When should we go for Occupational / sensory integration therapy
Occupational therapy is a healthcare profession that aims to help a person achieve success in those tasks that occupy their time. This typically means playing and learning as well as eating, getting dressed, grooming and so on for children. An OT provides carefully designed challenges (therapeutic or purposeful activities) and assistive technology to build and assist developmental skills such as
- Sensory processing (taste, smell, hearing, touch, vision, movement, internal body awareness, attention span, and arousal level)
- Fine and gross motor skills(including all physical milestones to individual skills)
- Activity of daily living skills (ADLs)
- Visual perception
Therapeutic Activities are tasks that are functionally designed from daily activities and used as a treatment to improve strength and range of motion. These are functional and simple tasks that directly imitate real-life activity. Examples include lifting a weighted object and placing it on the top shelf, which is mainly to strengthen overhead shoulder movement.
Sensory processing is the meaningful reception, registration and interpretation process of sensory input from the different body senses and the environment. It is the process in which brain receives input from all possible resources including internal and external stimuli, organizes and responds to react in a control and constant manner.
Sensory processing receives background information from internal and external (environment) resources. The internal stimuli received from within the body through different senses, basic and most important are the following;
Visual Sense: Visual sense is responsible for seeing. The visual system uses the eyes to receive information, color, and movement.
Auditory Sense: Auditory sense is responsible for hearing. The auditory system uses the outer and middle ear to receive sound information. They receive information about volume, pitch and rhythm.

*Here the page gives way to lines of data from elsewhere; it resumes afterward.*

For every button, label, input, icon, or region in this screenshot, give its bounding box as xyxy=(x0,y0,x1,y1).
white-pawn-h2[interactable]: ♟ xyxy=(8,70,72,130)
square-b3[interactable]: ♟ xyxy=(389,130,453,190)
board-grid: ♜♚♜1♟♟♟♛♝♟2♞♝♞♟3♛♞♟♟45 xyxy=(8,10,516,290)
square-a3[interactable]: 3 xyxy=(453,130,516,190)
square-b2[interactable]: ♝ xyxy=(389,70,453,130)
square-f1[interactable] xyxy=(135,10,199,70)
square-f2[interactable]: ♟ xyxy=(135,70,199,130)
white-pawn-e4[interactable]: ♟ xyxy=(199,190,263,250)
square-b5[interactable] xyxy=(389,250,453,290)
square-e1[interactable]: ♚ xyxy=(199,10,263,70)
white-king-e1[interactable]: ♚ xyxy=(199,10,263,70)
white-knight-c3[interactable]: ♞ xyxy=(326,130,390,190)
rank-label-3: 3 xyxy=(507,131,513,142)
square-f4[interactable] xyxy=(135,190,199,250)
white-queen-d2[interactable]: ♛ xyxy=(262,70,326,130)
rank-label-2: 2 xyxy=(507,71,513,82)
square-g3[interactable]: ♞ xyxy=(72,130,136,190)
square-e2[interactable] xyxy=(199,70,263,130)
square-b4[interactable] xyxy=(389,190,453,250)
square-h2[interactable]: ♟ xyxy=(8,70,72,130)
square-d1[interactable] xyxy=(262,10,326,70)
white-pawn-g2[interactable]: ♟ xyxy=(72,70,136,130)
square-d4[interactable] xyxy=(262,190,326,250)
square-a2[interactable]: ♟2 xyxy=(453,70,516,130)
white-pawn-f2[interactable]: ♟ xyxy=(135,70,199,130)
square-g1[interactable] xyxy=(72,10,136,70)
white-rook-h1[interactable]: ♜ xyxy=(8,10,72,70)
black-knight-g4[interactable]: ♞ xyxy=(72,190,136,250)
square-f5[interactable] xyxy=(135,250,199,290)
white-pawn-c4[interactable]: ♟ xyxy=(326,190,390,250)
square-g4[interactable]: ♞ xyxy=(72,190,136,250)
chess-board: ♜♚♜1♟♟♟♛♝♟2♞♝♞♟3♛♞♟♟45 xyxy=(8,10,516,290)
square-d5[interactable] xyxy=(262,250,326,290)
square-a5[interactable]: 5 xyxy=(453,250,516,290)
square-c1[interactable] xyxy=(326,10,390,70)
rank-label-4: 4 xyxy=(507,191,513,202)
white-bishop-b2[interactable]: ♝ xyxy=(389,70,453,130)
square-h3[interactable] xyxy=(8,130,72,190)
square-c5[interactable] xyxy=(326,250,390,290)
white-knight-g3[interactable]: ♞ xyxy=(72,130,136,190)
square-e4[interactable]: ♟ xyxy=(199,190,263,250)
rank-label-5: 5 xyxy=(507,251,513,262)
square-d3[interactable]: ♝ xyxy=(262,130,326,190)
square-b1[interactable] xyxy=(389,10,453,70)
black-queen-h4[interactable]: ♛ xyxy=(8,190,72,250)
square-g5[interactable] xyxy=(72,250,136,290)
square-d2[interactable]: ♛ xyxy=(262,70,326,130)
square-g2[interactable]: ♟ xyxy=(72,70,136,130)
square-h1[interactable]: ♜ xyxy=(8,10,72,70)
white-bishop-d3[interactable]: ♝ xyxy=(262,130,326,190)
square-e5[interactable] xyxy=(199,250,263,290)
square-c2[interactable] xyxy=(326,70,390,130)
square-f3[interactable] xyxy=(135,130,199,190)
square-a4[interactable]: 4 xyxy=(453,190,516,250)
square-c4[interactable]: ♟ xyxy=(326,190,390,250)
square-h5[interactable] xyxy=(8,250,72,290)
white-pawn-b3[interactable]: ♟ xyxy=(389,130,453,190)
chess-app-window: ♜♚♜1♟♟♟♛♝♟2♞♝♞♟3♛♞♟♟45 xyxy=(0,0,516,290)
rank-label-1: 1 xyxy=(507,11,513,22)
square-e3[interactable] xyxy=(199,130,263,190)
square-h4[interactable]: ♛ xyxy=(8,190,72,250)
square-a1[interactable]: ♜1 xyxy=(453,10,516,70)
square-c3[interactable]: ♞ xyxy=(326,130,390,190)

Olfactory Sense: Olfactory sense is the ability to interpret smells. It uses the nose to receive information about the chemical makeup of particles in the air to determine if the smell is safe or harmful.
Tactile sense: Tactile processing is responsible for touch perception. Its receptors are situated in the skin to receive touch sensations like pressure, vibration, movement, temperature, and pain. It is very important for the overall neural organization.
Proprioceptive Sense: Proprioceptive sense is the ability to interpret where your body parts are in relation to each other. It uses information from nerves and sheaths on the muscles and bones to inform about the position and movement of body through muscles contracting, stretching, bending, straightening, pulling, and compressing.
Vestibular sense: Vestibular sense is the ability to interpret information relating to movement and balance. The vestibular system uses the semi-circular canals in the inner ear to receive information about movement, change of direction, change of head position, and gravitational pull. It receives information about how fast or slow we are moving, balance, movement from the neck, eyes, and body, body position, and orientation in space.
Fine and Gross Motor Skills
Fine and Gross Motor Skills: Skills involving movement of large muscles, such as independent sitting, crawling, walking and running.
Fine Motor Skills: Skills involve use of smaller muscle movement, such as grasping, object manipulation, and pencil holding.
ADLs (Activities of Daily living skills)
Activity of daily living skills are basic self-care tasks that we learn in daily life, walking, feeding, dressing and grooming, toileting, bathing and transferring.
IADLs (Instrumental Activities of Daily living skills)
IADLs are not necessary for fundamental functioning but are related to independent living in a community such as cleaning and maintaining the house, managing money, moving within the community, preparing meals, shopping for groceries and necessities, taking prescribed medications, Using the telephone or other form of communication.
Handwriting skill: writing is a complex fine motor task for using language by pencil grip, letter formation, and body posture.
Visual Perception: Visual perception is the ability to see, organize and perceive our surroundings. The visual perception of colors, patterns, and structures are basic to respond appropriately, without visual perception, you would not be able to recognize common objects and have the eye-hand coordination required for many daily tasks.
Occupational therapy (OT) focuses on the treatment of physical, sensory, or cognitive disabilities including
- Autism spectrum disorder(ASD)
- Sensory processing difficulties: Sensory processing difficulties are related to problems in receiving, organizing and responding to information gathered through all the internal and external sources of input.
- Cerebral Palsy (CP) is defined as a persistent but unchangeable disorder of movement.
- Children with genetic conditions/syndromes
- Developmental Delay / Learning Difficulties
- Developmental Co-ordination Disorder / Dyspraxia
- Visual Perceptual Difficulties
- Poor Social Skills
The basic Occupational therapy areas of assessment are the following
- Physical/Development evaluation
- Sensory processing
- Balance, coordination and visual perception skills
- Fine motor and gross motor evaluation
- Hand Dexterity/handwriting skills
- Self-care skills
- Social and play skills
“Occupational Therapists work with people of all ages, helping them to carry out the activities that they need or want to do in order to lead healthy and fulfilling lives.”